De Beers has been given approval by the Angolan council of ministers to prospect for five years on three prospects covering a total of 63,000 km2 in the Quela, Mavinga and Lunda Norte areas of the country. The company plans to spend $ 75 million on this venture. In June 1996, De Beers and Endiama signed new prospecting agreements. De Beers Consolidated Mines has started drilling for kimberlites on its three concessions near Saurimo in Lunda Norte province, the first drilling De Beers has done for diamonds in Angola since the country’s independence from Portugal in 1975. De Beers also has concessions at Mavinga in the southern Cuango Cubango province and at Quela off the Cuango River valley. These concessions await progress in ending the civil war. De Beers and Endiama uncovered two kimberlites north of Saurimo near the Catoca mine of northeastern Angola. The pipes were intersected below a considerable depth of tertiary and quaternary sediments. Despite these involvements in the Angolan diamond sector, De Beers has decided to pull out of Angola, following a breakdown with Angolan authorities.
Botswana Diamondfields Inc, a subsidiary of the Crew Development Corporation of Canada, has entered a joint venture with Gema Dourada Ltd. (GDL) to explore a 13,230 km(SUP>2concession in the northern parts of Lunda Norte province. A pre feasibility study indicates a resource of 1 Mct at a grade of 0.4 – 0.7 ct/cubic meter.
AmCan purchased 100% of Oriole Marketing Limited, whose holdings include four major diamond-bearing properties:
the Tejok Diamond Concession, covering 114 km2;
the Grupo W Concession, covering 64 km2;
the Four River Diamond Concession, covering 8,200 km2;
and the Quilemba Property, covering 15,000 km2.
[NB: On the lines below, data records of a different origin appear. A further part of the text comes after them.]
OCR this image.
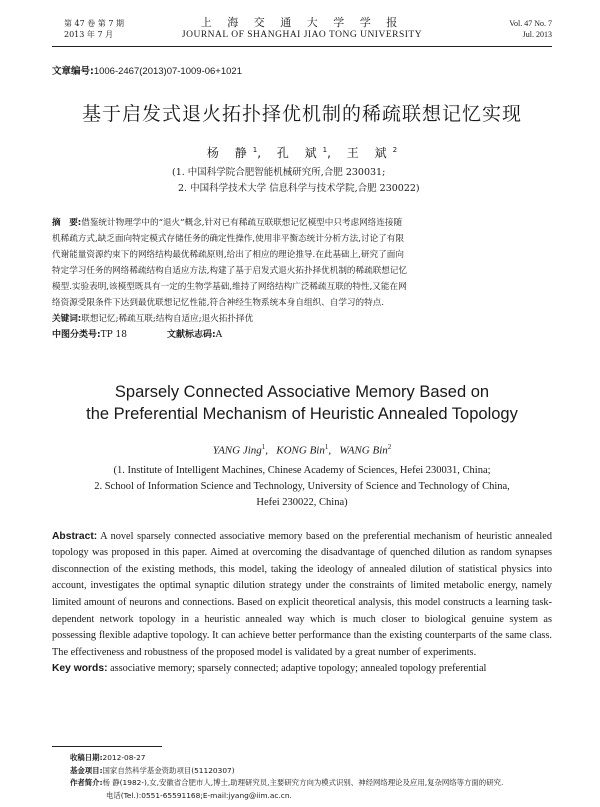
第 47 卷 第 7 期
2013 年 7 月
上 海 交 通 大 学 学 报
JOURNAL OF SHANGHAI JIAO TONG UNIVERSITY
Vol. 47 No. 7
Jul. 2013
文章编号:1006-2467(2013)07-1009-06+1021
基于启发式退火拓扑择优机制的稀疏联想记忆实现
杨 静$^1$, 孔 斌$^1$, 王 斌$^2$
(1. 中国科学院合肥智能机械研究所,合肥 230031;
2. 中国科学技术大学 信息科学与技术学院,合肥 230022)
摘　要:借鉴统计物理学中的“退火”概念,针对已有稀疏互联联想记忆模型中只考虑网络连接随
机稀疏方式,缺乏面向特定模式存储任务的确定性操作,使用非平衡态统计分析方法,讨论了有限
代谢能量资源约束下的网络结构最优稀疏原则,给出了相应的理论推导.在此基础上,研究了面向
特定学习任务的网络稀疏结构自适应方法,构建了基于启发式退火拓扑择优机制的稀疏联想记忆
模型.实验表明,该模型既具有一定的生物学基础,维持了网络结构广泛稀疏互联的特性,又能在网
络资源受限条件下达到最优联想记忆性能,符合神经生物系统本身自组织、自学习的特点.
关键词:联想记忆;稀疏互联;结构自适应;退火拓扑择优
中图分类号:TP 18	文献标志码:A
Sparsely Connected Associative Memory Based on
the Preferential Mechanism of Heuristic Annealed Topology
YANG Jing$^1$,   KONG Bin$^1$,   WANG Bin$^2$
(1. Institute of Intelligent Machines, Chinese Academy of Sciences, Hefei 230031, China;
2. School of Information Science and Technology, University of Science and Technology of China,
Hefei 230022, China)
Abstract: A novel sparsely connected associative memory based on the preferential mechanism of heuristic annealed topology was proposed in this paper. Aimed at overcoming the disadvantage of quenched dilution as random synapses disconnection of the existing methods, this model, taking the ideology of annealed dilution of statistical physics into account, investigates the optimal synaptic dilution strategy under the constraints of limited metabolic energy, namely limited amount of neurons and connections. Based on explicit theoretical analysis, this model constructs a learning task-dependent network topology in a heuristic annealed way which is much closer to biological genuine system as possessing flexible adaptive topology. It can achieve better performance than the existing counterparts of the same class. The effectiveness and robustness of the proposed model is validated by a great number of experiments.
Key words: associative memory; sparsely connected; adaptive topology; annealed topology preferential
收稿日期:2012-08-27
基金项目:国家自然科学基金资助项目(51120307)
作者简介:杨 静(1982-),女,安徽省合肥市人,博士,助理研究员,主要研究方向为模式识别、神经网络理论及应用,复杂网络等方面的研究.
电话(Tel.):0551-65591168;E-mail:jyang@iim.ac.cn.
All of these concessions are located within the Lunde Norte Province.
Randsburg International Gold Corporation has acquired an interest in the Louva concession in the Lundes from Gema Dourada. American Mineral Fields’ Angolan subsidiary Idas Resources, has announced a joint venture with Endiama over two concessions located in the Provinces of Lunda Norte and Malange. Licences cover areas of the Cuango River floodplain up to the border with the DRC as well as ground to the north of the town of Cafunfo. These concessions contain defined alluvial occurrences, such as the Camutue alluvial resource, as well as good potential for primary kimberlite deposits. Trans Atlantic Enterprises has reached an agreement for 50% of the Camuanzanza pipe in the Lundes. The company is required to spend $5 million on the project.
Up and coming Australian junior mining and exploration company, Majestic Resources have an option to acquire two concessions on the Luachima River. Following an evaluation of the alluvial resources on the river in 2000, Majestic has suspended work on the project until the Angolan operating company, Opala Majestic Diamonds, has been granted a diamond selling licence. South African based Petra Diamonds are evaluating three concessions for alluvial and kimberlitic potential, viz. Alto Cuilo, Muriege and Medio Kwanza.
Alrosa has a 32.8% interest in SMC that operates the Catoca kimberlite mine
Ashton Mining Ltd
Ashton are developing the Cuango River alluvial project as well as evaluating the Bapsil prospect in Angola.
Endiama (Empresa de Diamantes de Angola)
Endiama is involved in all offficial aspects of diamond exploitation in Angola.
New Millennium Resources NL
Odebrecht Angola Ltd.
Odebrecht has a 32.8% interest in SMC that operates the Catoca kimberlite mine
Southern Platinum Corp
Southern Era has a 32% interest in the developing Camufuca kimberlite mine.